The mapreduce will colocate information about each user in a single shard per source
at the end of the mapping phase using the sharding function user_id % N
.
N must be large enough to allow loading of each shard into workers memory.
The mapping step of moving randomly distributed records from the input dataset to partitioned one
allows us performing the next step.
Reducer processors load shards Transaction'(i)
and UserData'(i)
into RAM. Those shards produced by mappers and they contain all the records for which user_id % N = i
. After loading those shards, reducers can join them using hash-join
or merge sort algorithms. Eventually, reducers produce N output shards that contain the joined information.
See the picture above. Therefore, sharding allows reducing the size of the minimal working set
to one that can fit into RAM.
Classic mapreduce flow and the API
Usually a framework is configured by providing instantiations of mapper or reducer classes.
For example, a mapper class may look like this:
class Mapper {
public:
void Map(RecordType input, Context<OutputType>* context);
...
};
It might have a function void Map(RecordType input, Context<OutputType>* context)
that is implemented by pipeline developer. This function should contain pipeline specific logic
and it can call context->Write(shard_id, joined_key, map_output)
any number of times.
The framework instantiates mapper classes on multiple machines processes, passes input data to them,
stores intermediate shards produced by mappers and finally sorts and partitions them.
After all the framework instantiates reducer classes. A reducer class might look like this:
class Reducer {
public:
void Reduce(KeyType key, Stream<ValueType>& stream, Writer<OutputType>* writer);
...
};
Reduce API
Reduce
will be called with joined key and a stream of values corresponding to that key.
In our walmart example, the key
would be user_id and Stream<ValueType>
will contain all
the transactions for that user and his own user data from the second dataset.
Each key
will be sent to exactly one reducer that processes its shard.
Reduce
will be called by the framework for each key and will be able to output
its final result via Writer
. Reducers and Mappers do not talk with each other and usually behave
like independent entities.
A classic Reducer interface guarantees to provide us each key with its values grouped.
In order to do this, the mapreduce framework is usually required to shuffle and sort the intermediate shards before
applying reducers on them.

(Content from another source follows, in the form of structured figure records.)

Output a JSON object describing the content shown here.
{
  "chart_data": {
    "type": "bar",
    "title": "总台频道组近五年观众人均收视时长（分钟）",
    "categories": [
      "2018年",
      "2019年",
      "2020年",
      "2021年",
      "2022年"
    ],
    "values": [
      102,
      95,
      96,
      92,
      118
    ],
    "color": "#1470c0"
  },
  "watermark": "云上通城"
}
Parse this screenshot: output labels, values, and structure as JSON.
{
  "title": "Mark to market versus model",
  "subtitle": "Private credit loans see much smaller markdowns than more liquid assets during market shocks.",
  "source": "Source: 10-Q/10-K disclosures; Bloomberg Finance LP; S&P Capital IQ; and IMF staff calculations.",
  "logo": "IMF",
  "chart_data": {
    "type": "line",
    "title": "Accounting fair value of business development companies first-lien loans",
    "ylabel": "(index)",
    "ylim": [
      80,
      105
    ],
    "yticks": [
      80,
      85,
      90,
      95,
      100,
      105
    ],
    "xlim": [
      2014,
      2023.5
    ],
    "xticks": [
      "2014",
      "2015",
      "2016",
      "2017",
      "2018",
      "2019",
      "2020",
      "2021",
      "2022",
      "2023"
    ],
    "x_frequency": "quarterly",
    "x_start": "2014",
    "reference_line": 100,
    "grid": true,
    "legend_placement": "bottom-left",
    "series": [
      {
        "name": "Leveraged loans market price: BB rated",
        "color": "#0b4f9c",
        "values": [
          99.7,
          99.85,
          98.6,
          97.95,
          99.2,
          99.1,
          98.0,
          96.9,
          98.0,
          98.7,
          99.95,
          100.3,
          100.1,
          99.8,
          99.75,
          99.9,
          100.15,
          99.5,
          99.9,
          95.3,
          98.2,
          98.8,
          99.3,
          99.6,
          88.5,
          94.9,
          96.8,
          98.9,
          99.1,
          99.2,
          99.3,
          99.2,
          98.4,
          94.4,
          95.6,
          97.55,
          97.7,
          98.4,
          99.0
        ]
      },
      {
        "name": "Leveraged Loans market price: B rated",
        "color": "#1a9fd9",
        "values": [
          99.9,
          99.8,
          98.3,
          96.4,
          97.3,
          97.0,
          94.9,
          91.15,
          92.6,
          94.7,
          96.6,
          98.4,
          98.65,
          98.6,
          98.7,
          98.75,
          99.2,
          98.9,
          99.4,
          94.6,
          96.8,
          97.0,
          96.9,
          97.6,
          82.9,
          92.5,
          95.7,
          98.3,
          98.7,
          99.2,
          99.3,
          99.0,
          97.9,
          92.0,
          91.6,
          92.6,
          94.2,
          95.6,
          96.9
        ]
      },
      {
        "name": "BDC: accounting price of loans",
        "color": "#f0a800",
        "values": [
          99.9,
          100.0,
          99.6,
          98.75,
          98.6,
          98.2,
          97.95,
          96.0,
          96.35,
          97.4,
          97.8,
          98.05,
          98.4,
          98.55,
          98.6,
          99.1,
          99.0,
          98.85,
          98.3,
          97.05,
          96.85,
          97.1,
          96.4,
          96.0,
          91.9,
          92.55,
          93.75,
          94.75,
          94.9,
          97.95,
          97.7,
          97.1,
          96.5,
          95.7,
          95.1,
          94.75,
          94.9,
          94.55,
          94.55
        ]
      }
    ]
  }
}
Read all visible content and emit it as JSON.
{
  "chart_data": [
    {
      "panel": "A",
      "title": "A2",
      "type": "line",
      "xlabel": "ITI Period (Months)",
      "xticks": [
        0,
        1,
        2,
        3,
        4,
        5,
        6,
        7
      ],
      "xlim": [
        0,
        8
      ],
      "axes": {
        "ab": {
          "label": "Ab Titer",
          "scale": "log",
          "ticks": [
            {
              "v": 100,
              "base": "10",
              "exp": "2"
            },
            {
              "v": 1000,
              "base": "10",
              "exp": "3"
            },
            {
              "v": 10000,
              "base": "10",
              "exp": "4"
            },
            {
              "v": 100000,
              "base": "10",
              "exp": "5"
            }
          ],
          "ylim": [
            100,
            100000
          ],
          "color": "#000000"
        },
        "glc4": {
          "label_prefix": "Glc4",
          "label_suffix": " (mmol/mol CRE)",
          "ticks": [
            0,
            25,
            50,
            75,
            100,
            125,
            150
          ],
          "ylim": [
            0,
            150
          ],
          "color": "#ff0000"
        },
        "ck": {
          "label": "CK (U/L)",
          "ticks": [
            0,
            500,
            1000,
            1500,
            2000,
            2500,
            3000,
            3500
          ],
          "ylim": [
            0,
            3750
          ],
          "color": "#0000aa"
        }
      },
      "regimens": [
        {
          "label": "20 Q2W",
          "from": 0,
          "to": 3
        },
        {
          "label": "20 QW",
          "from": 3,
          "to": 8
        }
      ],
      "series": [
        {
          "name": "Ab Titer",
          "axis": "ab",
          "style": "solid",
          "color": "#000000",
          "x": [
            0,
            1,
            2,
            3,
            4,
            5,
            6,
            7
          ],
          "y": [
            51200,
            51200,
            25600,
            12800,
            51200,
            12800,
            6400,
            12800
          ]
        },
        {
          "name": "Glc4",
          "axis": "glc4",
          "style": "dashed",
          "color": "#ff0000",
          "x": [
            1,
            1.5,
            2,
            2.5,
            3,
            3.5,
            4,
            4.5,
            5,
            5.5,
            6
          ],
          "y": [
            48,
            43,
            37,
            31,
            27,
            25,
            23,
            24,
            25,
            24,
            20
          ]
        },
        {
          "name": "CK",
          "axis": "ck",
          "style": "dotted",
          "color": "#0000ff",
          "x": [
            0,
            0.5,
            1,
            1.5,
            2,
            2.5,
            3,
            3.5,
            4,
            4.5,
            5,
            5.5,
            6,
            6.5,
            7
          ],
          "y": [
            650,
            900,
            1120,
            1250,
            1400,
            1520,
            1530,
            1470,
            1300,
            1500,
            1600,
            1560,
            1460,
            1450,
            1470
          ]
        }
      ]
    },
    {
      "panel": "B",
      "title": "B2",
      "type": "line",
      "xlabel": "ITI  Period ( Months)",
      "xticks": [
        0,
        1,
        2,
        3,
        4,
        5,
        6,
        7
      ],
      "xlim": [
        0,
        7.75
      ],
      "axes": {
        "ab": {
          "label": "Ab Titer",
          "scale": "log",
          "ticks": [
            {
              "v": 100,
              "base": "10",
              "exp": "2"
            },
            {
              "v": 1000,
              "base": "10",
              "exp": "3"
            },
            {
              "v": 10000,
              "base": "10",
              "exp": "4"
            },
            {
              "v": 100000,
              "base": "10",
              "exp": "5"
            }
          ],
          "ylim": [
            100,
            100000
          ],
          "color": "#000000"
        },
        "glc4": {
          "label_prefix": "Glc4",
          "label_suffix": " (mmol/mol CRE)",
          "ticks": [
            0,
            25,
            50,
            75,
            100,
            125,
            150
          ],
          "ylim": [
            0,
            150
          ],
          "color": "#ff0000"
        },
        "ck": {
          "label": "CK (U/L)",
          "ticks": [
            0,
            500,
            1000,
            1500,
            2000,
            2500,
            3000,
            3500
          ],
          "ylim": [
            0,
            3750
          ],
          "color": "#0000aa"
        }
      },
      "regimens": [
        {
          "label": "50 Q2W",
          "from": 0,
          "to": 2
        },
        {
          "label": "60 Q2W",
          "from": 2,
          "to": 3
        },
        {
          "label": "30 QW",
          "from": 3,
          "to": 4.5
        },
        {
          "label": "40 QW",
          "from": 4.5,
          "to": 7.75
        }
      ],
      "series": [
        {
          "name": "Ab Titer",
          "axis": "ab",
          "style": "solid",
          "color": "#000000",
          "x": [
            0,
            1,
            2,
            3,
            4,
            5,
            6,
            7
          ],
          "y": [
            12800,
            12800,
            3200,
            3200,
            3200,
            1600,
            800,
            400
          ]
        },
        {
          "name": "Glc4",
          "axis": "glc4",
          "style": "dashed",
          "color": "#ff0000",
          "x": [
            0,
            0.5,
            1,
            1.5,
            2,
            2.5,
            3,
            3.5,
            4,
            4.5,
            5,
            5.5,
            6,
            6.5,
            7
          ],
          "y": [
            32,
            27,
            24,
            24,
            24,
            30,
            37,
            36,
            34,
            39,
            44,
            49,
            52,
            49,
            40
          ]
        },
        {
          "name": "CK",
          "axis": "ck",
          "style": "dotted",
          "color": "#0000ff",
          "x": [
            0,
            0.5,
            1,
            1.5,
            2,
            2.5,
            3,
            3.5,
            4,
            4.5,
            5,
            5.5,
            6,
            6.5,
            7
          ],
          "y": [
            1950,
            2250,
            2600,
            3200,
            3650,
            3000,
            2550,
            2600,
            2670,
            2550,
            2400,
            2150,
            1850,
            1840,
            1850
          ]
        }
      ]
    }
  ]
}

Therefore, having values colocated together with their keys requires additional I/O:
we need to load each shard, sort it and write again. This way we will be able to keep file iterators per each
sorted shard and reduce on them with O(N)
complexity by just seeking over the files.
GAIA MR
GAIA-MR provides weaker guarantees than most of modern MR frameworks today: it provides shard-level abstraction by moving the responsibility for row level functionality back to the developer.
By weakening its guarantees, GAIA-MR succeeds to reduce redundant I/O for many use-cases. As a result, instead of implementing merge-sort in the framework, GAIA-MR allows a user to perform hash-join in its user code. Using modern, cache friendly data structures provided together with GAIA framework, a user can implement hash-table join with just few lines of code. Instead of trusting the generic framework on how to do optimizations, I trust a developer to fit his code to specific problem he is trying to solve. In the next post I will go-over the concrete example and show how we can write a mapreduce pipeline in GAIA-MR.
In addition, its thread-per-core, horizontally scalable architecture allow loading machines of any size thus adapting hardware configuration to pipeline size and complexity. This is especially useful for cloud environments where you can relatively easily setup a machine for your needs.